Ludwig von Mises (1881-1973)
I will let history decide if, as some say, I was the neglected giant of 20th century economics, and if my Human Action: A Treatise on Economics was its masterwork. But I was certainly unpopular and ‘before my time.’ No U.S. economics department would hire me after I escaped the Nazis for America in 1940, while many of my students (who went Keynesian in policy and mathematical in methodology) assumed top positions in academia.
My era was a sad one with two world wars and the Great Depression between. Quantitative economics and government economic planning were the rage (the two go together). I offended the mainstream by explaining that our discipline was not a predictive, mathematical science but a qualitative, explanatory one. I also offended with my arguments that the Keynesian “middle way” between capitalism and socialism was fallacious in theory and unstable in practice.
“I set out to be a reformer, but only became the historian of decline,” I wrote in a despairing moment. But things have changed. My disciple F. A. Hayek won the Nobel Prize in 1974, the year after I died. Communism collapsed from the problems I wrote about nearly a century ago. A thriving U.S. institute is named after me. Economists are still looking for their first quantitative law, and econometrics has proven little of that we didn’t already know about necessary causal relations. But most of all, there are now hundreds of top students and professors around the world working in Austrian-school (aka real-world) economics.
In the 1920s, I refuted socialism as a rational economic system. It was a simple argument, really. When government owns the means of production, competition cannot set scarcity values for land, labor, and capital. And without true prices, rational choice is not possible between competing alternatives. Even if angels ran a socialist commonwealth (my disciple James Buchanan would say ‘wait a minute’), their economic calculation problem would remain.
I have made other contributions as well. My theory of the business cycle, which Hayek also explicated, predicted America’s Great Depression by identifying the government-stimulated boom phase (part of the ‘Roaring Twenties’) as the problem—and the bust as the necessary correction. (Your present Great Recession is also due to a government-facilitated boom—and subsequent intervention has delayed recovery, just like Hoover’s and FDR’s actions did eighty years ago.)
I also stressed how entrepreneurship—the essence of business and markets—cannot be captured mathematically or even diagrammatically. Remember this when you take a college course in Microeconomics. The real action of a market economy is what happens outside, not inside, equilibrium. Such concepts as uncertainty, expectations, time, and ignorance are what economics is about, not perfect knowledge, perfect divisibility, and other simplifying or false assumptions.
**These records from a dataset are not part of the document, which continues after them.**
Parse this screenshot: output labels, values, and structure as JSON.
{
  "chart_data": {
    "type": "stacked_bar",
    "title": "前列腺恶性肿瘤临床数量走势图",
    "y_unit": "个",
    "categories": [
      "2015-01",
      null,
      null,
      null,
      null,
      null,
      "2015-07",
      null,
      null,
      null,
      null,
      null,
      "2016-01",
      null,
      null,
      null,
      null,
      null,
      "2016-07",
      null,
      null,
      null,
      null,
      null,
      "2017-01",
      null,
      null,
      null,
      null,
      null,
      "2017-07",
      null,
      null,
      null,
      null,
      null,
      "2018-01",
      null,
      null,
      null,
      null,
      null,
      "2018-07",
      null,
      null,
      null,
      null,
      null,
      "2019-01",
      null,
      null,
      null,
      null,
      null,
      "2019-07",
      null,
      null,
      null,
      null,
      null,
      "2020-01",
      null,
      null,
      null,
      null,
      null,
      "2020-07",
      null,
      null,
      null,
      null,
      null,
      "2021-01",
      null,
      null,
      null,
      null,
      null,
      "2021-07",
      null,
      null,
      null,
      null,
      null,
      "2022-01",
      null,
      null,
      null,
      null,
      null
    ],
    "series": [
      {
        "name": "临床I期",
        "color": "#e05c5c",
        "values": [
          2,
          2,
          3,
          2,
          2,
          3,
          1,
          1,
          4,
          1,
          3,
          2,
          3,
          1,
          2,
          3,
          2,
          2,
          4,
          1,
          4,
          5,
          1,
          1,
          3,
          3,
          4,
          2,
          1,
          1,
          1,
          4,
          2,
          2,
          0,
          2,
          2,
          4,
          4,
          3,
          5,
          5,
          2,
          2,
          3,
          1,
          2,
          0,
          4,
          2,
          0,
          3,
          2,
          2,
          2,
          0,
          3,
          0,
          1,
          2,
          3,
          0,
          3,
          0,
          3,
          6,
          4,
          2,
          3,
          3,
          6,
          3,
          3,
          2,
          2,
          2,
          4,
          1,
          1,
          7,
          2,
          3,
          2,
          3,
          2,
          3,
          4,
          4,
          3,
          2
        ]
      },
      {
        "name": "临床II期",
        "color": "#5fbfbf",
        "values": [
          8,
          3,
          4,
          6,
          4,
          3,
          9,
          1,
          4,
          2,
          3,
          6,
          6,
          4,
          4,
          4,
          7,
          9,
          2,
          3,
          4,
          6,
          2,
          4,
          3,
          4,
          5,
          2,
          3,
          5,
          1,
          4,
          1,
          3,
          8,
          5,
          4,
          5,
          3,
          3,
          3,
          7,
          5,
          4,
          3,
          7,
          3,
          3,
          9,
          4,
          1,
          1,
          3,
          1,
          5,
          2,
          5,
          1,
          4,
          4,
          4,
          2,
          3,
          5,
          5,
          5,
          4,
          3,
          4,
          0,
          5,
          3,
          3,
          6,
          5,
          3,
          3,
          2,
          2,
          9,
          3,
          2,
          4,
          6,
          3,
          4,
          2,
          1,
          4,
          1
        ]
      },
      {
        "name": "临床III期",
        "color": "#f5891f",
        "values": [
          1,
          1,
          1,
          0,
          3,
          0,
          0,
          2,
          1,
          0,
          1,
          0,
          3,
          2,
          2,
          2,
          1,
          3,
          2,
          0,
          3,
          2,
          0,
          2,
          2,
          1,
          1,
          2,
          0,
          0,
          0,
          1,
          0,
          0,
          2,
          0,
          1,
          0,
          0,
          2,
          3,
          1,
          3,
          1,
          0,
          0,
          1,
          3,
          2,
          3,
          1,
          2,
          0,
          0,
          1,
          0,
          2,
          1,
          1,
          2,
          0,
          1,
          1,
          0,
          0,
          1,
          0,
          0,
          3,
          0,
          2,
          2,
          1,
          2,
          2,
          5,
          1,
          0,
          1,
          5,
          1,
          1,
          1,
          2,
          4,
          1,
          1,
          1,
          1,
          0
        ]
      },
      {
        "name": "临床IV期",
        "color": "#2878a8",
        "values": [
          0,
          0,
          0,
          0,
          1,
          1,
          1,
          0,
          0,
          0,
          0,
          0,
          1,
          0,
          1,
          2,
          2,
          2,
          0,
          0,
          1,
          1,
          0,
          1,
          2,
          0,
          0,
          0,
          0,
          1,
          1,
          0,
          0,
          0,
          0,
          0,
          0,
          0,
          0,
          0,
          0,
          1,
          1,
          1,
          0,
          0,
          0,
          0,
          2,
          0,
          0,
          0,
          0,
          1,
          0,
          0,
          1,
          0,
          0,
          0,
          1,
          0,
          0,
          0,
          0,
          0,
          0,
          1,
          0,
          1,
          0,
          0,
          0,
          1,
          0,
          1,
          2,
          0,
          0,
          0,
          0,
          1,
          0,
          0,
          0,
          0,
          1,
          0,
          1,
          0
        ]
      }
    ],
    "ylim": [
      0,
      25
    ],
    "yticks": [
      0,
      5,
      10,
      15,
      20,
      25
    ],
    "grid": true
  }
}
Beware of Macroeconomics from start to finish! There is really only ‘microeconomics’ because economic causality comes from the individual human mind. Aggregates do not exist and therefor they cannot have ‘purpose’ and be causal.
I am flattered that some top Kinkaid students were reading my works in the late 1960s and early 1970s—and your community is trying to include me now in the curriculum. Best wishes in your study of purposive human action, better known as economics.
“How one carries on in the face of unavoidable catastrophe is a matter of temperament. In high school, as was custom, I had chosen a verse by Virgil to be my motto: ‘Do not give in to evil, but proceed ever more boldly against it.’ I recalled these words during the darkest hours of the war. … I would not tire in saying what I knew to be true.”
“Economics is not about goods and services; it is about human choice and action.”
“Economics is not specifically about business; it deals with all market phenomena and with all their aspects, not only with the activities of a businessman.”
“The study of economics has been again and again led astray by the vain idea that economics must proceed according to the pattern of other sciences.”
“As there are in the field of social affairs no constant relations between magnitudes, no measurement is possible, and economics can never become quantitative.”
“The economist must never be a specialist. In dealing with any problem he must always fix his glance upon the whole system.”
“What distinguishes the successful entrepreneur and promoter from other people is precisely the fact that he does not let himself be guided by what was and is, but arranges his affairs on the ground of his opinion about the future. He sees the past and the present as other people do; but he judges the future in a different way.”
“Lord Keynes … says: In the long run we are all dead. But unfortunately nearly all of us outlive the short run. We are destined to spend decades paying for the easy money orgy of a few years.”
“The essence of Keynesianism is its complete failure to conceive the role that saving and capital accumulation play in the improvement of economic conditions.”
“The essence of an individual’s freedom is the opportunity to deviate from traditional ways of thinking and of doing things.”